Synopsis : Chaque été, tel un camping improbable, le cimetière se peuple d’une foule variée et hétéroclite. Chacun passe ses vacances dans les cryptes et les tombeaux familiaux, créant ainsi une communauté insolite qui partage joies et chagrins.​ Mais cette année, une annonce vient bouleverser les vacanciers : le cimetière doit fermer ses portes…​



La chaleur écrasante de l’été et l’ambiance des vacances vont de pair dans notre ouvrage du jour, dans lequel les caveaux familiaux du cimetière accueillent nos différents protagonistes. Certains viennent depuis des décennies, d’autres sont là pour la première fois. On fait par exemple la connaissance de Giorgio, qui vit dans le cimetière depuis la mort de sa femme, de Biagi, qui s’est installé sur l’emplacement de son amant décédé (et qui subit régulièrement des insultes homophobes de la part de certains), ou encore de Flavio et d’Adriana, qui cultivent de succulentes tomates. Ces vacances en apparence classiques cachent souvent des raisons bien précises, certains venant traverser leur deuil, d’autres étant là par habitude. L’ambiance est parfois pesante, le passé de certains étant douloureux (c’est par exemple le cas de Diletta, une américaine qui vient d’arriver avec sa famille et dont les parents sont décédés brutalement il y a peu), mais l’aspect humain prend rapidement le dessus. Les enfants se chamaillent mais font également les quatre cents coups, les ados se rapprochent, et les adultes y vont de leurs ragots. Les allées sont animées, et on en oublie presque qu’on est dans un cimetière, jusqu’à ce que les émotions de certaines et de certains reprennent le dessus.

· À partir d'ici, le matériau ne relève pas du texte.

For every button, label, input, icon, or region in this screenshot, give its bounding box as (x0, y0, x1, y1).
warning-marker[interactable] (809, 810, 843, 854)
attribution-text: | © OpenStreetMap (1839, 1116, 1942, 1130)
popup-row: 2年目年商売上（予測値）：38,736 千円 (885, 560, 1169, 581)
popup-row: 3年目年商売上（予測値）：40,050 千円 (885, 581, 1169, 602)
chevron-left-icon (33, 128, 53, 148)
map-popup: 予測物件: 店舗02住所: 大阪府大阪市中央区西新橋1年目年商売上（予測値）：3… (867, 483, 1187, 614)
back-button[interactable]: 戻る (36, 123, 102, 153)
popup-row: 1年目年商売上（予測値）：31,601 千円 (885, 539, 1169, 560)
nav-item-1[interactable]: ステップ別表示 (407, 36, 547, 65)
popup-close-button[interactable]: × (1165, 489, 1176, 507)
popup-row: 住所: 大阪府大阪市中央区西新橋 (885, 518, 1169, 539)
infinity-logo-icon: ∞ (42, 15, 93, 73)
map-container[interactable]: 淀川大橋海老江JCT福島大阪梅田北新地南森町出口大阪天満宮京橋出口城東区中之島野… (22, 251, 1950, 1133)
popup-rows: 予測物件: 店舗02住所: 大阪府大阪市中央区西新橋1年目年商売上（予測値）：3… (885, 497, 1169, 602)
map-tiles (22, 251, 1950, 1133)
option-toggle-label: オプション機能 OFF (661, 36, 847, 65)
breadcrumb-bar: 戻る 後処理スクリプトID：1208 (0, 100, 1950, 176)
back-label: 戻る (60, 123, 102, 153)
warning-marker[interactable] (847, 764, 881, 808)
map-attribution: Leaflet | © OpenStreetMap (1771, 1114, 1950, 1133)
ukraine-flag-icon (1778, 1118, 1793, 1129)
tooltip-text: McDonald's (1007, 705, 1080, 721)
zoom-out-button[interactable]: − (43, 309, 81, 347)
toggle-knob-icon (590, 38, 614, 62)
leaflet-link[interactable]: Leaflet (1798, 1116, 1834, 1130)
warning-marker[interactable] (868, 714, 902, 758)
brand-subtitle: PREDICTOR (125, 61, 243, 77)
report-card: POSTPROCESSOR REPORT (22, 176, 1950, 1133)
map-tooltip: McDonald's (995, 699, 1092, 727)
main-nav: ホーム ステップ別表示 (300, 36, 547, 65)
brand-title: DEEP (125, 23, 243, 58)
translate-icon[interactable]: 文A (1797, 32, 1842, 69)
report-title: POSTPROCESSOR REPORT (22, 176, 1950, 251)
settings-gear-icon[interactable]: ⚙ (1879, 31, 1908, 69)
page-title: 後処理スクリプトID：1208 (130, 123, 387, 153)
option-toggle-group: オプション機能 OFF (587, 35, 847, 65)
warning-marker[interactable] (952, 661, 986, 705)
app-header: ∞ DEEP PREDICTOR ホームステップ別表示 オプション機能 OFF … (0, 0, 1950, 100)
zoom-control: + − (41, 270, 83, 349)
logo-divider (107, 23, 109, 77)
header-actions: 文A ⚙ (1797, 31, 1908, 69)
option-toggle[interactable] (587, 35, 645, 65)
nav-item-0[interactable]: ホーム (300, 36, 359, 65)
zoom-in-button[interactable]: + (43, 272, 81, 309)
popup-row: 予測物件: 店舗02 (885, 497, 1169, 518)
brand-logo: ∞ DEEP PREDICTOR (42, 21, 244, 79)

L’ambiance de l’ouvrage de SantaMatita est assez incroyable, parfois légère, parfois pesante, notamment durant les cauchemars de Diletta. Voir ces personnages dormir dans des cryptes ou des tombeaux familiaux peut sembler étrange au premier abord, mais on s’y fait vite, et les personnages y trouvent une fraîcheur bienvenue après avoir souffert de la chaleur écrasante du soleil. Le deuil est bien évidemment au cœur de l’ouvrage, et ce thème délicat est bien traité, grâce à des personnages bien écrits et touchants. On peut par exemple citer Enrica, qui passe ses étés au cimetière depuis une vingtaine d’années et qui va aider Diletta à traverser son deuil. On s’attache facilement à certains personnages, enfants comme adultes, et le style visuel participe grandement à l’immersion. L’autrice dit apprécier utiliser des techniques traditionnelles comme l’aquarelle, le graphite gras, l’encre ou encore la gouache, et si « Un dernier été au cimetière » est son premier roman graphique (elle a auparavant travaillé comme illustratrice et coloriste), on ressent une belle maîtrise, et ce dès la couverture de l’ouvrage. Parfois étrange, souvent touchant, « Un dernier été au cimetière » fait partie des ouvrages forts de ce mois de mai, et on ne peut que vous le conseiller si vous êtes à la recherche d’une histoire qui sort de l’ordinaire.